As Bellis watched the last of the birds, her eyes came to the Brucolac’s blasted figure and stayed there, though the vampir disgusted her. His convulsions were dying down, his body calming. He opened eyes seared milk-white and blind by the daylight, and turned his head slowly.

He was listening. Bellis was sure of it.

The Lovers ignored everything outside them. Uther Doul moved silently aside, as if to give those assembled a better view.

There was no other sound at all.

“We don’t know,” said the Lover again. Bellis felt as if an arc of heat or electricity spat between the Lovers’ eyes. “We don’t know what’s ahead. He might be right. Can we be sure? Can we risk it?”

“Oh . . .” the Lover responded, her voice coming out of her in a querulous sigh. She stared at her lover with a terrible disappointment and loss. “Oh, godsdammit,” she breathed quietly. “Gods rot and fuck you dead.”

Again there was quiet, and palpable shock. The Lovers stared at each other.

“We cannot force them,” the Lover said finally. His voice shook violently. “We can’t rule without concord. This isn’t a war. You can’t send Doul to fight them.”

“Don’t turn away from this now,” the Lover said, her voice unstable. “You’re turning from me. After what we’ve done. After I made you. After we made ourselves together. Don’t deny me . . .”

The Lover glanced up around him, at the encircling faces. A visible panic came over him. He held out his hands. “Let’s go inside.”

The Lover was rigid, her scars glowing. She was tense with self-control. She shook her head at him, tightly raging. “Who the fuck are we to care who hears? What is this? What’s happened to you? Are you as stupid as these fools? You think the lying cant that returned bastard told us rings true? Do you? You believe him?”

“Am I still you,” the Lover screamed back at her, “and are you me? Or not? That’s the only question here!”
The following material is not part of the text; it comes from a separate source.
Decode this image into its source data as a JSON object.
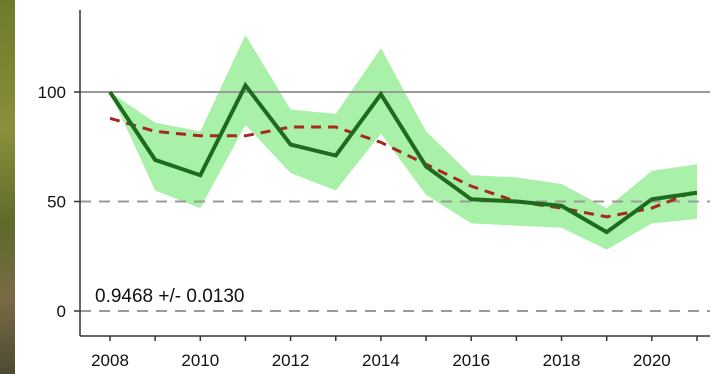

He was losing something. Something was slipping from him. Bellis watched a connection as vital as an umbilicum attenuate and wither in him, and dry up and snap. Flailing, raging, terrorized very suddenly, alone for the first time in many years, he tried to say more.

“We can’t do this; we can’t. You’ll lose us everything . . .”

The Lover watched him, and her face set dead cold.

“I thought more of you,” she said slowly. “I thought I’d made my soul whole.”

“And you have, you have, you did,” said the Lover frantically, so pathetic that Bellis turned her face away in shame.

They brought Hedrigall up from belowdecks, draped over the shoulders of the cactacae who had gone after him, and he was greeted with a wave of welcoming joy.

Everyone shouted questions at him that he shied away from and could not answer. People danced and shouted and called his name while he stared at them, drunk with what seemed disoriented terror. Cactacae, untroubled by his thorns, grabbed him and rode him on their shoulders, where he bobbed unsteadily and stared bewildered about.